TÜRKUAZ Uluslararası Haber Ajansı (TÜHA)’dan Veysel KAVRAYAN’ın haberine göre, Türk Edebiyatı Vakfı’nda gerçekleşen anma programında Mahmut Topbaşlı’nın yönettiği toplantıya: Mehmet Cemal Çiftçigüzeli, Yusuf Dursun, Mehmet Nuri Yardım ve Yusuf Bilge’nin çocukları konuşmacı olarak katıldı.
Edebiyat Sanat ve Kültür Araştırmaları Derneği (ESKADER) Başkanı Fatma Ersem Yargıcı’nın yaptığı açılış konuşmasından sonra Mahmut Topbaşlı: Ortaokul öğrencilik yıllarımdan beri ağabeyi olduğunu söylediği Yusuf Bilge’yi yıllardır tanıdığını, can pazarında önde gidenlerden olduğunu, adanmış bir ülkücü yürekle hareket insanıydı, şeklinde başladığı sözlerine şu şekilde devam etti: “En büyük zenginlik insandır derdi. İnsanı gönlüyle sever, sevgisiyle kuşatır, düşüncesiyle beslerdi. Edebiyatın her dalı ile teması vardı. Kara mizaha kadar her yazı türünü ustalıkla kullanmıştı.Kültür adamı, edebiyat adamı, illa ki de gönül adamıydı.”
Konşmacılardan Mehmet Cemal Çiftçigüzeli, Bilge; kayayı delen bir şairdi diyerek onun yergilerini Abdullah Öztemiz Hacıtahiroğlu’na benzettiği söyledi. Şairin “Onuncu Kurşun” isimli Süleyman Çolphan’a ithaf edilmiş şiirin Türk Dünyasında nasıl hissedildiğini ifade etti, sözlerine şairin bütün kitaplarını okuduğunu belirterek tek tek kitaplarında hangi konulardan bahsettiğini ve hangi şairlerin izlerini gördüğünü ifade ederek “Şiir sanatların sanatıdır.” diyen şairin bunu da kitaplarında gösterdiğini belirterek, bir aşk adamı olduğunu, ebed ve Turan peşinde koştuğunu belirtti.
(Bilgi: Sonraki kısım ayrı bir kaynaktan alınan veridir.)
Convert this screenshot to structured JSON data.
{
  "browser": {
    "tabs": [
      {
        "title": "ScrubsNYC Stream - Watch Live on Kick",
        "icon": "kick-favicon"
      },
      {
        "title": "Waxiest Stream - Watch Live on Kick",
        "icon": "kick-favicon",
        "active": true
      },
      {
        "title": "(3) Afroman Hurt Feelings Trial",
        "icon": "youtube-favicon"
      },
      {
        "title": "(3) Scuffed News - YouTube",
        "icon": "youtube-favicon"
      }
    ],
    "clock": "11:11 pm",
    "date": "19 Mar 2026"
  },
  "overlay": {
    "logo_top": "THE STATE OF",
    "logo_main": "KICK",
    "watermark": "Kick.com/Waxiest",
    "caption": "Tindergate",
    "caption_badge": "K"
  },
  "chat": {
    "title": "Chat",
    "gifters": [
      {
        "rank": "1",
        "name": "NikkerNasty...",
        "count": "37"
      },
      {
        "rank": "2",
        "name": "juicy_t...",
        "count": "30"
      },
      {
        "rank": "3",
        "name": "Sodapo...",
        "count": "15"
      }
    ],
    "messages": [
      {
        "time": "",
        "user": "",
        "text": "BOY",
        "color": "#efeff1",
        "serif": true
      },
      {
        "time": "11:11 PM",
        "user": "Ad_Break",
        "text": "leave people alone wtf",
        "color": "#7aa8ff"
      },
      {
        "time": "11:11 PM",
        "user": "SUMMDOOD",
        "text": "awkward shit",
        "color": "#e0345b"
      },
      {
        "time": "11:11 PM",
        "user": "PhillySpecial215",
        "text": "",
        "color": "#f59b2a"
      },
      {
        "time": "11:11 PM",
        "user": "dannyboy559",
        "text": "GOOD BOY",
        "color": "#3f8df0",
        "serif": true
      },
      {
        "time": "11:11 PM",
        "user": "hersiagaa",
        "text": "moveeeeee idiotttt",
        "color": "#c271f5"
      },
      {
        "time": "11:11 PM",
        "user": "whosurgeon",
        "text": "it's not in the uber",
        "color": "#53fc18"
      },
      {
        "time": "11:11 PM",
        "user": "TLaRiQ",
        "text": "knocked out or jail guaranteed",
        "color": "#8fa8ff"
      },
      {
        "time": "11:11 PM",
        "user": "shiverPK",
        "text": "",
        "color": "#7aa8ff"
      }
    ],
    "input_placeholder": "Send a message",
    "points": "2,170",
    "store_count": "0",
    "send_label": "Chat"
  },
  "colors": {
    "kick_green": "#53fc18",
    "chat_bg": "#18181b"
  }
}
Sözlerini bitirirken üzülerek söylüyorum ama üyesi olduğu pek çok dernek ve vakıf olduğunu ama Eskader dışında hiçbir kurum şimdiye kadar bir program yapmadı dedi.
Yusuf Dursun, Bilge’nin şiir kitaplarını okuduğunu onun şiirlerinin birinci vasfı, anlam derinliğidir, diğeri şiir sanatının önemli bir vasfı olan mecazları imgeleri gün yüzüne çıkarmasıdır, dedi. Ayrıca bütün Türk İslâm tarihini bir Bengü yazıt halinde yazma telaşında olduğunu ifade ederek sözlerine şu şekilde devam etmiştir, tüm Türk coğrafyasını tanıyor, biliyor ve sadece bilmekle yetinmiyor, onlara olan sevgi ve muhabbetini anlatma için kalem oynatıyor, kelime seçimine dikkat ettiği gibi yaşayan Türkçeyi de şiirlerinde kullanmıştır diyerek örnekler verdi. Şiirler şairinden önde gider diyerek Bilge’nin şiir tanımıyla ilgili sözlerinden bir kısmını aktararak sözlerine son verdi: “Gülyağı gülsuyu farkı/ Şiir özü ve şırası/ Aldı dersini Bilge Can/ Söndü ben merkez çırası.” Burada bir yandan şiirin tanımını verirken bir yandan da gençlere tavsiyede bulunuyor.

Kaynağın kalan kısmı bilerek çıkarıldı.